Wallace ha insomma parlato soprattutto dell’ambizione dello Stato Islamico di usare armi chimiche in Europa: ha detto che ci sono prove che vorrebbe usarle, ma che per ora non può farlo (e quindi non è “pronto a”). Wallace ha continuato spiegando quali precauzioni sta prendendo in questo senso la polizia britannica, che sta facendo delle specifiche esercitazioni, e ha parlato del recente smantellamento di una cellula terroristica dello Stato Islamico in Marocco, che aveva a disposizione prodotti chimici che avrebbero potuto essere usati per la costruzione di armi chimiche e biologiche.

Secondo l’IHS Conflict Monitor, una società di analisi e consulenza con sede a Londra, i soldati dello Stato Islamico hanno usato sostanze come il cloro e l’iprite (detta anche “gas mostarda” per il suo odore) in almeno 52 attacchi compiuti dal 2014 ad oggi, per buona parte nella zona di Mosul, in Iraq, ma anche in Siria.

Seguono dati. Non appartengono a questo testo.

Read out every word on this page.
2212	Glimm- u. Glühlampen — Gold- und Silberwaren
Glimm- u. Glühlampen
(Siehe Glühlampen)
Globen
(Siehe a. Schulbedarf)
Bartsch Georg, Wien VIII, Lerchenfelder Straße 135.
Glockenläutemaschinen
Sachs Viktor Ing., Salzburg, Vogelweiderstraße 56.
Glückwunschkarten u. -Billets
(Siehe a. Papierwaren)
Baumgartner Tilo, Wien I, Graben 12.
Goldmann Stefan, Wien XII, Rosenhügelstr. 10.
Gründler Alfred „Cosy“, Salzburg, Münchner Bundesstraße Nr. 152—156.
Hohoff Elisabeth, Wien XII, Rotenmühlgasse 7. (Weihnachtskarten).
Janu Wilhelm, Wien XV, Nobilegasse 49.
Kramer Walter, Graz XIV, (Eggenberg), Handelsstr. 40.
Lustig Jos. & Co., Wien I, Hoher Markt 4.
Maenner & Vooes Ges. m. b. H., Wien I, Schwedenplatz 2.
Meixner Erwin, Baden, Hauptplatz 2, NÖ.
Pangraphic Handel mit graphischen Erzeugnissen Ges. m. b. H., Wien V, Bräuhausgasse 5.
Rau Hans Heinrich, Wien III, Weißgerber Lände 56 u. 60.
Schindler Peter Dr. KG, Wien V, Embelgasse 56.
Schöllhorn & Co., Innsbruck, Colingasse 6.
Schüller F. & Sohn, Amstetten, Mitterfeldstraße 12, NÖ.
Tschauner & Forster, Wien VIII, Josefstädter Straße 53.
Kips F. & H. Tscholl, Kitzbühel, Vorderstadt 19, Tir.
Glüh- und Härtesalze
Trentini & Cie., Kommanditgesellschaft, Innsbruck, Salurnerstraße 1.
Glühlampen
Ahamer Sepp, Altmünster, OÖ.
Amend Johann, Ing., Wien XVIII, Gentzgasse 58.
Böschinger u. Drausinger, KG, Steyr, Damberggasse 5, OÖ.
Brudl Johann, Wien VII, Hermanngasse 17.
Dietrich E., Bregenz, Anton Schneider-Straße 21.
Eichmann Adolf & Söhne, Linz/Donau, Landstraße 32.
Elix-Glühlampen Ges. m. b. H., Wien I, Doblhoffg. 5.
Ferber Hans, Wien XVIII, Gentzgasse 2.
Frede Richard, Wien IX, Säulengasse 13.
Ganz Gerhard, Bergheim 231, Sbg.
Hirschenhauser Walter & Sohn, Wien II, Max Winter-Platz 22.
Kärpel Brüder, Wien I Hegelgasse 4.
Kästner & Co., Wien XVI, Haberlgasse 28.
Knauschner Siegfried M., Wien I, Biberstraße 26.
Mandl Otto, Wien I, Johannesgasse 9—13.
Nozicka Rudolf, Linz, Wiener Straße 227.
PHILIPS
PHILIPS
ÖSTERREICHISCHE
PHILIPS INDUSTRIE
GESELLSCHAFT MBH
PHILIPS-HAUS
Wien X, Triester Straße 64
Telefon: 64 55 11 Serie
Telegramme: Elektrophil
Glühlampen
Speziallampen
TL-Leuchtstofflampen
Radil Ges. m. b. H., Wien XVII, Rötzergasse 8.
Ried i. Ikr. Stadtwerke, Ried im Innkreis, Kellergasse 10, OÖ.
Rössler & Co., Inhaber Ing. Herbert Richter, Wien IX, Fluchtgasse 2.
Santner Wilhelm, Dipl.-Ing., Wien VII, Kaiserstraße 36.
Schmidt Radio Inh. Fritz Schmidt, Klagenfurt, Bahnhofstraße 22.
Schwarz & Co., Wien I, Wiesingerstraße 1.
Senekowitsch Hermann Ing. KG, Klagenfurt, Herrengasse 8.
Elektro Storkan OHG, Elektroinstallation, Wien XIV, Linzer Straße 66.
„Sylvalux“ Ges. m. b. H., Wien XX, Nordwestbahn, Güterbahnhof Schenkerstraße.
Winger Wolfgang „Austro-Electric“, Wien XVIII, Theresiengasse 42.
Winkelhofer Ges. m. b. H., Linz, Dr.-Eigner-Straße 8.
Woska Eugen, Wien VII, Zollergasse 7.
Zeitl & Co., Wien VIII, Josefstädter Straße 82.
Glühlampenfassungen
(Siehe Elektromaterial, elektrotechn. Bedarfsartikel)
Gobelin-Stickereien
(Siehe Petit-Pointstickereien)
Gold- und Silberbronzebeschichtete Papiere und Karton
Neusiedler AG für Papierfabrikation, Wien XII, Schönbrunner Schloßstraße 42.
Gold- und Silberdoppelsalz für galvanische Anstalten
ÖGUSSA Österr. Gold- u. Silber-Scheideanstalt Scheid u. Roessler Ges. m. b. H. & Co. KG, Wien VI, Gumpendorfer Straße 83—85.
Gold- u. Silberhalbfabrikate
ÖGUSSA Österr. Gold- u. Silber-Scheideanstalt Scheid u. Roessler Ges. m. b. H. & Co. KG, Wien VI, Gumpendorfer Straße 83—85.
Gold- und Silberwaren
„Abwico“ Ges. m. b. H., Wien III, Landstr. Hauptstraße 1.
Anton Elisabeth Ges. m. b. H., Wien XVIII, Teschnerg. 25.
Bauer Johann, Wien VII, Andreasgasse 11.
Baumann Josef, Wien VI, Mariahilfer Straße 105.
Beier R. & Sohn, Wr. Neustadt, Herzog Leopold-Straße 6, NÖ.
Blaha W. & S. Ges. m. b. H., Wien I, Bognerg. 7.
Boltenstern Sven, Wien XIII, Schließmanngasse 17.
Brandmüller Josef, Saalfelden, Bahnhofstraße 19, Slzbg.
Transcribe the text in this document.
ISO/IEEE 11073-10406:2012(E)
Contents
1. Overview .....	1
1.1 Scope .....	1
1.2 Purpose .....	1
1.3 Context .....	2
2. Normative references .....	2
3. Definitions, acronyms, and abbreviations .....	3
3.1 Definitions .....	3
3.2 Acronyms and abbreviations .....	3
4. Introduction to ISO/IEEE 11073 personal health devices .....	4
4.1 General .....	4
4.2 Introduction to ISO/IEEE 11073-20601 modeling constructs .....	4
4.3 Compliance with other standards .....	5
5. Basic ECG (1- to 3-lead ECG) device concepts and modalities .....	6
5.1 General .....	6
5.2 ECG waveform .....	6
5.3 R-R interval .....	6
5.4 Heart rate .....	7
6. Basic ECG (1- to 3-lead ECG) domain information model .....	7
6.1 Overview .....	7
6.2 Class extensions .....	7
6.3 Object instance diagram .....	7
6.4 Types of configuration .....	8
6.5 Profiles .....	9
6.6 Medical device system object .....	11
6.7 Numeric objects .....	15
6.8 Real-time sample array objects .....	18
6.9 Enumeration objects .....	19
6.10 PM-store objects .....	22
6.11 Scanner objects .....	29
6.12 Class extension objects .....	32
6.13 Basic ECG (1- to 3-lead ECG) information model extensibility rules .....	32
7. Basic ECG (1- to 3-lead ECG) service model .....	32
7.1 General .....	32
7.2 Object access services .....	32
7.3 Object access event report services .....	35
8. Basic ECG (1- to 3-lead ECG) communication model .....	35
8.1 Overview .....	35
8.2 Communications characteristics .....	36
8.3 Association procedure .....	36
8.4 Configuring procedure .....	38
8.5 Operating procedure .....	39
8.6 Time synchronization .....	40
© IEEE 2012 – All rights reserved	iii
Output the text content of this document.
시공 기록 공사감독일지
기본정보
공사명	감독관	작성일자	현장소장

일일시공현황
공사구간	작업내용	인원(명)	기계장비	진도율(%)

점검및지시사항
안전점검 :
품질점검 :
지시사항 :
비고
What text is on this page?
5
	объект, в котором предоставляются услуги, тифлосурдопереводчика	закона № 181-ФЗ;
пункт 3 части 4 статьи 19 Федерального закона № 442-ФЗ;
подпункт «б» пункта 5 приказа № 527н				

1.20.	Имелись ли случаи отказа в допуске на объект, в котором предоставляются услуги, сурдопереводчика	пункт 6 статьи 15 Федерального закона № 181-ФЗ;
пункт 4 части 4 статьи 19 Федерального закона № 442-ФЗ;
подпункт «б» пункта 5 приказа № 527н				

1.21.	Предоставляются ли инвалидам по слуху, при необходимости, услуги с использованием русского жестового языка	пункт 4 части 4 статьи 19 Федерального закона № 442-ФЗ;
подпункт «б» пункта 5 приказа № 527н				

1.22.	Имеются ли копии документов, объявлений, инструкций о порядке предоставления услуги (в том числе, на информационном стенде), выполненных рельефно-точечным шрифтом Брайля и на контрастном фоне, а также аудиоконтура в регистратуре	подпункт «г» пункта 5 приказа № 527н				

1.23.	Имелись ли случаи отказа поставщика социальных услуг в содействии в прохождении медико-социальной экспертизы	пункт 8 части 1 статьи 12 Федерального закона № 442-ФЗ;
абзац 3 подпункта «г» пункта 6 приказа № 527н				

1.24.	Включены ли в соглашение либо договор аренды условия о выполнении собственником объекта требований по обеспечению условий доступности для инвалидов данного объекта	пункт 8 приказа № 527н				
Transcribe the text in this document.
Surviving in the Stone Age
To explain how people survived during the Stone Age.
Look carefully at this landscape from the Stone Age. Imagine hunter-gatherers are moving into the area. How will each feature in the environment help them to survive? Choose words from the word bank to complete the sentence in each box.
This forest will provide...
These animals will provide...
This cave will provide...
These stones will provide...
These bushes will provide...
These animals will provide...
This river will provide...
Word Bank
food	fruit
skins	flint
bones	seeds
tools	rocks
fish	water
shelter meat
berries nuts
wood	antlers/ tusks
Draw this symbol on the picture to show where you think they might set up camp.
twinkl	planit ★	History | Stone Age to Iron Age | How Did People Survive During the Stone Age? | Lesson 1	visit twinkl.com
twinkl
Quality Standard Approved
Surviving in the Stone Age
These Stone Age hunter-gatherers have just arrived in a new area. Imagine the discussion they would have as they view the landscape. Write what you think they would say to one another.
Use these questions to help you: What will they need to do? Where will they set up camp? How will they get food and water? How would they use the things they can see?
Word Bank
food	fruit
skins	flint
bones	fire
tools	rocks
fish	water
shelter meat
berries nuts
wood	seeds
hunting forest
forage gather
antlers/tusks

Il Times scrive poi che «l’intelligence britannica crede che il gruppo sia capace di produrre da solo il gas e abbia fatto delle sperimentazioni con le armi chimiche». Sappiamo per certo, del resto, che diversi importanti leader dello Stato Islamico sono vecchi funzionari dell’esercito del dittatore iracheno Saddam Hussein, che usò in molte occasioni le armi chimiche. E sappiamo anche che lo Stato Islamico ha ottenuto il controllo di alcuni magazzini di sostanze che potrebbero essere usate per produrre armi chimiche in Iraq, risalenti proprio ai tempi di Hussein.

Il Times prosegue facendo riferimento a un articolo del mese scorso, nel quale aveva rivelato che «la minaccia di un possibile attacco chimico o biologico è stata sottolineata dallo studio britannico Pool Re, l’agenzia assicurativa sul terrorismo sponsorizzata dal governo. Il rapporto avvertiva anche che l’ISIS potrebbe compiere gli attacchi con dei droni». A inizio dicembre un rapporto dell’Europol, la polizia europea, diceva che «ci sono prove che lo Stato Islamico abbia mostrato interesse nell’uso di armi chimiche o biologiche», citando gli stessi elementi – l’uso di gas mostarda in Siria, l’accesso alle fabbriche di armi chimiche, la presenza di funzionari di Hussein, lo smantellamento della cellula marocchina – menzionati da Wallace nell’intervista.